I remember when I was five. We had just moved into a new house and I had to face whole new circumstances. I used to pace the backyard with a papaya frond in my hand and twiddle it and my grandfather spoke about it in a nasty way and my mother told me it was stupid. I was threatened with being sent to psychiatric hospitals and the like. What I now know is that the pacing and the twiddling was a form of self-regulation.
I was always accused of staring, I was accused of being weird.

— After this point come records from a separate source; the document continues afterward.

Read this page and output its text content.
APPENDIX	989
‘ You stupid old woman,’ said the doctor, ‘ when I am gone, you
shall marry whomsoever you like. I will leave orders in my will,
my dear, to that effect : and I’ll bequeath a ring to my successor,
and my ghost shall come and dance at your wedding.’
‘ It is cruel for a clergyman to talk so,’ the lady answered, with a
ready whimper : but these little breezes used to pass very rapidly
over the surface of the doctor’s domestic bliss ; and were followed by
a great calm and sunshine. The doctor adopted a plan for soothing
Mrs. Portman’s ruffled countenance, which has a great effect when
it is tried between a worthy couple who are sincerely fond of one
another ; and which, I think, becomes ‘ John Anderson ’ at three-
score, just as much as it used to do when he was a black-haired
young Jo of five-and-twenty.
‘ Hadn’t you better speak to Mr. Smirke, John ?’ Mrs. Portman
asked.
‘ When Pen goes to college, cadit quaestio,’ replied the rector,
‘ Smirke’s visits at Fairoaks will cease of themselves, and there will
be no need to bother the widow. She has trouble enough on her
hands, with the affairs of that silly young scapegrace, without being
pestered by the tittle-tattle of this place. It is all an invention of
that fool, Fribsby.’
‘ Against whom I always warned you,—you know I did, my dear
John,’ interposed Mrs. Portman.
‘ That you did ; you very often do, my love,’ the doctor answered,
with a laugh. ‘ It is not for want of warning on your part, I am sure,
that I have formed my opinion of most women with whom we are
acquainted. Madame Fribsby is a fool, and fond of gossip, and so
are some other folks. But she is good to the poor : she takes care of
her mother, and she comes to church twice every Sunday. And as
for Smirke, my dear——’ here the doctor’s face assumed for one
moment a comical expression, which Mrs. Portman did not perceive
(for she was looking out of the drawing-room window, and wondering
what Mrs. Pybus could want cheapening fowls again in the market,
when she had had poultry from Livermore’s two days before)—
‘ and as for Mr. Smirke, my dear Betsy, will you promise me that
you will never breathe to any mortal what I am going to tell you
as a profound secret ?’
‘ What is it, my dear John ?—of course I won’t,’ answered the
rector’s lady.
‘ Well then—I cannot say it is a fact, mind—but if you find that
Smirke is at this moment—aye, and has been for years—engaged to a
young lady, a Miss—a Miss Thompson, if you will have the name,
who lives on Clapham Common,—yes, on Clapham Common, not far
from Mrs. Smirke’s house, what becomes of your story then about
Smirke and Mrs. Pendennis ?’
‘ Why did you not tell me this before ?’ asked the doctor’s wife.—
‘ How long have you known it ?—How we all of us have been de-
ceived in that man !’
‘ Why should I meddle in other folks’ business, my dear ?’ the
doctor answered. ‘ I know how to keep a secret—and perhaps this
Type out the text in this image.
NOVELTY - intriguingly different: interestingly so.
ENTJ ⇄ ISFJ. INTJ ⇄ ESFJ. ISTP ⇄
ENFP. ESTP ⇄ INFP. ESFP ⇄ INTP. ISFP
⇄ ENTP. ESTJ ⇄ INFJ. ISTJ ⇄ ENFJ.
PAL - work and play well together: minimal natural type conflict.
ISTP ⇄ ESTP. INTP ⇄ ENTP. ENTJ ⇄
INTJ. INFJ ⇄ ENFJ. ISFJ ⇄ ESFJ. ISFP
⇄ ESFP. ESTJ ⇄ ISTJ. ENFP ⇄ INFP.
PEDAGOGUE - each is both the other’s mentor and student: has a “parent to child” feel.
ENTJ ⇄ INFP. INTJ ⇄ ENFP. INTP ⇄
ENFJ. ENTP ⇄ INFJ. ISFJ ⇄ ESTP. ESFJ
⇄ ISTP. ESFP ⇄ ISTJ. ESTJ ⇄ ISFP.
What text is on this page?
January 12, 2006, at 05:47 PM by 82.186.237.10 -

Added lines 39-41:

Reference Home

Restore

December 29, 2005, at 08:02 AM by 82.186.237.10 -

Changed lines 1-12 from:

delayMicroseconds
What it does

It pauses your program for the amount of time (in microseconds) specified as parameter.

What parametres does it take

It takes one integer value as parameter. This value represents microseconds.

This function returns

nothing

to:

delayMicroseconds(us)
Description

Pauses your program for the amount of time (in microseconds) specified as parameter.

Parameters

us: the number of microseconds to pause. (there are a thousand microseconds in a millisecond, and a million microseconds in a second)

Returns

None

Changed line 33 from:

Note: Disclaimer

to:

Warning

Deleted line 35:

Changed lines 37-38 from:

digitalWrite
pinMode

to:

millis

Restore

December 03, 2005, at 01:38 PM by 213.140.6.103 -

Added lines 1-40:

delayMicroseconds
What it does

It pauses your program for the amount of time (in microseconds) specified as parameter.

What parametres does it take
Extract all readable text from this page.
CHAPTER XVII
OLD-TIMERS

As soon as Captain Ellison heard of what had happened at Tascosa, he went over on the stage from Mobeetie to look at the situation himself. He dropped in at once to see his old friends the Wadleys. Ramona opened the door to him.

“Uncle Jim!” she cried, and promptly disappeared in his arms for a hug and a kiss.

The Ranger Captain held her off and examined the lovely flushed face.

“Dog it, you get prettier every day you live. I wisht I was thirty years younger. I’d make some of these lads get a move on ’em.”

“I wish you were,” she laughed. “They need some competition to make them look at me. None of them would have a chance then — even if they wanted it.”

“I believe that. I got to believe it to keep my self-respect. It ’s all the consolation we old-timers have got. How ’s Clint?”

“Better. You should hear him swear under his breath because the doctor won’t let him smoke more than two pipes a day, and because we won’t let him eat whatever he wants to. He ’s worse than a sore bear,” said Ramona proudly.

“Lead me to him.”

What I so wish had have been able to happen was if the neurologist who told my mother I had muscular dystrophy and then told her he'd made a mistake would have been if he'd said, "Okay, you don't have muscular dystrophy, but I would like to assess you for something else." I truly believe that had we known back then what we know now, and I had been properly assessed, I could have avoided many problems. When I changed primary schools (when I was little, my mother told me that I'd have to leave my first one and go to a "special school"), had I had the diagnosis in my hand, maybe the second school principal could have said, "I don't think this school is equipped for your son's needs. I can recommend, however, a nearby primary school that has a special programme and he can have assistance in areas where he needs it and go mainstream for the rest."
One of the most ridiculous things my mother ever said to me was, "You didn't have autism when you lived here." WHAT???!!! I've been autistic all my life, I didn't KNOW I was autistic until 11 years ago.